L'attaccante è in trattativa con il club giallorosso, ma non mancano le squadre interessate ad un uomo reparto come lui. Occhio agli inserimenti dell'ultimo momento

NAPOLI - Ci sono giocatori che nella vita hanno una certa predisposizione verso questo sport e lo si capisce sin da piccolo, da quando vengono dati i primi calci ad un pallone. È il caso di Umberto Varriale, attaccante classe 1991 e sin da atleta ancora acerbo già molto ricercato da tanti estimatori.

Naooletano di nascita, Varriale cresce nella scuola calcio “Nereo Rocco“, che gli permette di essere notato dai talent scout di società prestigiose come Perugia, Modena e Juventus – come raccontato dallo stesso attaccante in un’intervista esclusiva ai microfoni di Spazio Napoli nel lontano 2011. Le difficoltà nell’ambientarsi, però, non hanno giovato alla carriera del giovane Varriale, fino a quando l’allora Team Manager del Napoli Giuseppe Santoro lo notò e lo spinse a fare i provini in casa partenopea – non passati al primo tentativo.

Con la maglia del Napoli inizierà la carriera dell’attaccante, il quale sin da subito avrà ben chiaro quali saranno le sue priorità: giocare con la maglia del Napoli e regalare alla propria famiglia un presente ed un futuro sereno. Se il secondo punto può ritenersi ad oggi soddisfatto, sul primo ci sono state molte complicanze.
Dopo vari prestiti e vicissitudini, Varriale lascia Napoli per scendere di categoria e abbracciare nuovi progetti calcistici. Se ne contano tanti, visto che al tabellino risultano esperienze con Avellino, Aversa, Acireale, Sambenedettese, Cavese, Torrecuso, Isola Liri, Gragnano, Picerno, Torres, Gladiator, Corigliano, Cervinara, Termoli, Frattese e Agropoli – l’ultima per essere precisi.

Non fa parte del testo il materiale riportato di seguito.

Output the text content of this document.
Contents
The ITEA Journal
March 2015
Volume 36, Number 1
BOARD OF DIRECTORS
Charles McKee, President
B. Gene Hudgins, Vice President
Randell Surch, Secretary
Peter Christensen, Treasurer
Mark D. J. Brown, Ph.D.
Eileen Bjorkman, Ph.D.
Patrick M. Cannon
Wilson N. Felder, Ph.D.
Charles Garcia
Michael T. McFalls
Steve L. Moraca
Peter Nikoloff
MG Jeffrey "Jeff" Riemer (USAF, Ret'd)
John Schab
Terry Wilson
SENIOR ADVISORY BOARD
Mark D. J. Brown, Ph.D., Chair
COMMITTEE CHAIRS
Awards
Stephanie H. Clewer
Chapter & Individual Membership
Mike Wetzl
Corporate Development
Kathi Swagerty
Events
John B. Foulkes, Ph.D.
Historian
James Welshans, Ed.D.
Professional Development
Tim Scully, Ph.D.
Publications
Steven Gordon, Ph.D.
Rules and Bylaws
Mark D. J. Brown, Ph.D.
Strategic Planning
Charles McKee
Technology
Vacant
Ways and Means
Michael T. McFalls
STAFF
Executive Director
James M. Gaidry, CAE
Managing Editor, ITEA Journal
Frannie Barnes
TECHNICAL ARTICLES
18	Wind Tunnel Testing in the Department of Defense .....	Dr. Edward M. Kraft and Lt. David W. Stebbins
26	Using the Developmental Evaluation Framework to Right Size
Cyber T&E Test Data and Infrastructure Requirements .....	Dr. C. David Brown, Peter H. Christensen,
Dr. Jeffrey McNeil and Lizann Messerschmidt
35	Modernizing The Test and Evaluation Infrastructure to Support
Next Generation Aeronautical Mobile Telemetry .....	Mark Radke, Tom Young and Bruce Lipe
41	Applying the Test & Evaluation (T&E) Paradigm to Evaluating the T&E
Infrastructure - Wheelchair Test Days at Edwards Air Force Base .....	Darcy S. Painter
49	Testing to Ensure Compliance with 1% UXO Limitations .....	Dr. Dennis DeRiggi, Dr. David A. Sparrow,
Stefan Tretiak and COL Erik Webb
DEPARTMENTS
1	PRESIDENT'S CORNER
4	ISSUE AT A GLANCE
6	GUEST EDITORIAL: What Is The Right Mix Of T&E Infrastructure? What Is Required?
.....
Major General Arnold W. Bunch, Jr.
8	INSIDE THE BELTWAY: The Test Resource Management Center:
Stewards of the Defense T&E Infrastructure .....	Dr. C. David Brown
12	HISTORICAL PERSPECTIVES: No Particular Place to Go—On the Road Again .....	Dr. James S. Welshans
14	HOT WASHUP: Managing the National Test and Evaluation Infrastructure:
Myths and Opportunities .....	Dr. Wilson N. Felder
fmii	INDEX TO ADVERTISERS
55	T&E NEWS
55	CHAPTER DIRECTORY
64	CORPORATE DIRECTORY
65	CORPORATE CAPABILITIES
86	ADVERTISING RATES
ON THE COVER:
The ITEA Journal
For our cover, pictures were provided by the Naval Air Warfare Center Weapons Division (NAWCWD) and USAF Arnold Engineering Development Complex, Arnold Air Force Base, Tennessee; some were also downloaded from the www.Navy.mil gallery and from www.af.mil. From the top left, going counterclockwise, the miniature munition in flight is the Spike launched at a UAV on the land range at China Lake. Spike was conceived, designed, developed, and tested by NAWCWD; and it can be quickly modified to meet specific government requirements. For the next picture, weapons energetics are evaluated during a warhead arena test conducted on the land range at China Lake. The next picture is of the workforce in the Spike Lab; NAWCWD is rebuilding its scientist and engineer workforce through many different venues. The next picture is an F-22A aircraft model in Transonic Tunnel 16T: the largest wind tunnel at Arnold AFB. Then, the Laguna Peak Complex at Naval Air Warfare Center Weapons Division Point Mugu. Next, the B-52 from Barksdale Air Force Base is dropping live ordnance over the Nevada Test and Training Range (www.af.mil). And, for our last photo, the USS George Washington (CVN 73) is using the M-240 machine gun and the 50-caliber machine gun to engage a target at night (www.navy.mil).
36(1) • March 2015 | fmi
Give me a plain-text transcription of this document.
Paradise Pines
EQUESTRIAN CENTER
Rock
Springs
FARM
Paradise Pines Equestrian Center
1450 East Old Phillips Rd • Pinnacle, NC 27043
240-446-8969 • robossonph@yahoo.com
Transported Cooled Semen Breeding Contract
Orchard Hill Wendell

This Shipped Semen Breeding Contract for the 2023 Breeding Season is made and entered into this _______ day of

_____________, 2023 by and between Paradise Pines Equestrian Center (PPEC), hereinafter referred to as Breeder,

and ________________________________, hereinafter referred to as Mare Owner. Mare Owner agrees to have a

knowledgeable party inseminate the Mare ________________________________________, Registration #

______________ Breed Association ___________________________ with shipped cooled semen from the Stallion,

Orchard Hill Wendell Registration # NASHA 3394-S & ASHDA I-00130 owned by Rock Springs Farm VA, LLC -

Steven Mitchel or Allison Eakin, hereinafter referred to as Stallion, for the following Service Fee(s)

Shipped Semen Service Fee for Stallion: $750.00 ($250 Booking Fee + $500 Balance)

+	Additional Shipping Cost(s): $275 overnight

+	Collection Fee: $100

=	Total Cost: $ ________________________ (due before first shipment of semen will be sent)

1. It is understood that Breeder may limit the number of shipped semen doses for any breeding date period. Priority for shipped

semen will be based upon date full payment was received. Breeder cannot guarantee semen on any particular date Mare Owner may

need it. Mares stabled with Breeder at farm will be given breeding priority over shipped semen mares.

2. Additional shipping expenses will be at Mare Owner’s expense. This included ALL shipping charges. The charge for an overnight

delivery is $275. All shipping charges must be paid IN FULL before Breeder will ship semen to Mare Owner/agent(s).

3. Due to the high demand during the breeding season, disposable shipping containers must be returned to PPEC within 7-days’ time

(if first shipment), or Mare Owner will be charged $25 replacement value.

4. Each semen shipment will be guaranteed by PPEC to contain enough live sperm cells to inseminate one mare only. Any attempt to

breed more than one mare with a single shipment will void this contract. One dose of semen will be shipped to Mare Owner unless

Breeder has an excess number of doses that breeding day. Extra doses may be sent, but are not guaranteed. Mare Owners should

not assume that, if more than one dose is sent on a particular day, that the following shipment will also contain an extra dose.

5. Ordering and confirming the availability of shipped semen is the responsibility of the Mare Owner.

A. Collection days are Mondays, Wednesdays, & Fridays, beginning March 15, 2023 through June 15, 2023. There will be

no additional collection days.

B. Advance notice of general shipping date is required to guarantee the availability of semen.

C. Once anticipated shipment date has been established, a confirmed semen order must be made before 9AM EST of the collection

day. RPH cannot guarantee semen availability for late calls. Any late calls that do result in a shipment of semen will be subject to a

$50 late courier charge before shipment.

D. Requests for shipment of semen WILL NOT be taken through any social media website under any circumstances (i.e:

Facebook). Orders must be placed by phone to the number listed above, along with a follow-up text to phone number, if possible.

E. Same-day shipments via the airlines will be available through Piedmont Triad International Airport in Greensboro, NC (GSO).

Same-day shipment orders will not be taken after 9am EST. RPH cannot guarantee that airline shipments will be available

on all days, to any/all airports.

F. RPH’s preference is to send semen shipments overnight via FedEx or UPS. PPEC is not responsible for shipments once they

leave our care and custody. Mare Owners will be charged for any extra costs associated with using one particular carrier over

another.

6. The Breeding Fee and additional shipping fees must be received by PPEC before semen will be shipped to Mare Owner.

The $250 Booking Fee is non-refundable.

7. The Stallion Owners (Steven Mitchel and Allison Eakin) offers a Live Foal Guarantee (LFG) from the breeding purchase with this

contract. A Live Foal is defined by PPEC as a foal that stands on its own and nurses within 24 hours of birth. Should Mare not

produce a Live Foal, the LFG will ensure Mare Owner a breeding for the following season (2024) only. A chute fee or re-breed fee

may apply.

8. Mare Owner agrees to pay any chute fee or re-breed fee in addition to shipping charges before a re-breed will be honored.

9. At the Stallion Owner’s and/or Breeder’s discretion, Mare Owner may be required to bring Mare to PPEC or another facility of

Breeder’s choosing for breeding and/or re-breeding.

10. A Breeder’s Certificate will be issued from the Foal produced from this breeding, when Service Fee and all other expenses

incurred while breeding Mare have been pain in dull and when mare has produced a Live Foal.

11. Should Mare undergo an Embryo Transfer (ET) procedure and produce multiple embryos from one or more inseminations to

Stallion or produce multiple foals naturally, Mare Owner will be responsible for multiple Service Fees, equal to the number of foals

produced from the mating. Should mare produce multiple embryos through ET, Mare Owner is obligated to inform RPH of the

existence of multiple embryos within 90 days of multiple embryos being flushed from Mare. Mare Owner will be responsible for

I tanti cambi non sono, però, sempre dettati da scelte societarie. Pochi infatti avrebbero la capacità di criticare le qualità di un attaccante abile sia nella fase di finalizzazione che in quella di sponda per i compagni, nonostante qualche esperienza possa effettivamente non essere andata come previsto.
Altre volte, invece, è stato lo stesso attaccante a lasciare la piazza in cui militava, questo perché erano sorte delle condizioni completamente avverse. È la situazione dipinta nel recente 2018, quando ai microfoni di Notiziaro Calcio raccontò di uno spiacevole episodio vissuto poco prima, in un periodo durante il quale era un tesserato di una squadra avellinese di Eccellenza. In quella circostanza l’attaccante, in preda ad un infortunio che gli impedì di giocare per alcuni turni, non solo vide il suo stipendio interrotto, ma fu costretto anche a ridare una piccola percentuale pagata dal club come anticipo alla firma.

Nonostante tutte questi episodi, Varriale non si è mai scoraggiato, continuando a giocare a calcio per amore di questo sport e della sua famiglia. Molte volte ha mostrato perché in passato si parlava bene di lui e delle sue capacità, anche in periodi di alti e bassi accusati.

Ora l’attaccante, terminata la sua avventura all’ Agropoli, sta ragionando sul suo futuro. Negli ultimi giorni ci sono stati contatti con il Sant’Antonio Abate, che nell’ultimo periodo si sta muovendo con forza sul mercato per mettere assieme un organico a cinque stelle in vista dell’imminente campionato di Eccellenza. Ciononostante, le due parti non sono così vicine da poter chiudere la trattativa in tempi brevi e questo potrebbe essere un’ottima notizia per i club interessati. Ad ogni anno, infatti, molte società mostrano il loro interesse per l’attaccante napoletano, su cui ricade poi la decisione finale. Anche in questa sessione di mercato le cose non sembrano esser cambiate. La situazione, dunque, al momento sembra ancora in fase di definizione e questo lascia spazio per innesti dell’ultima ora e opportunità a sorpresa. Il tutto si deciderà nelle prossime settimane.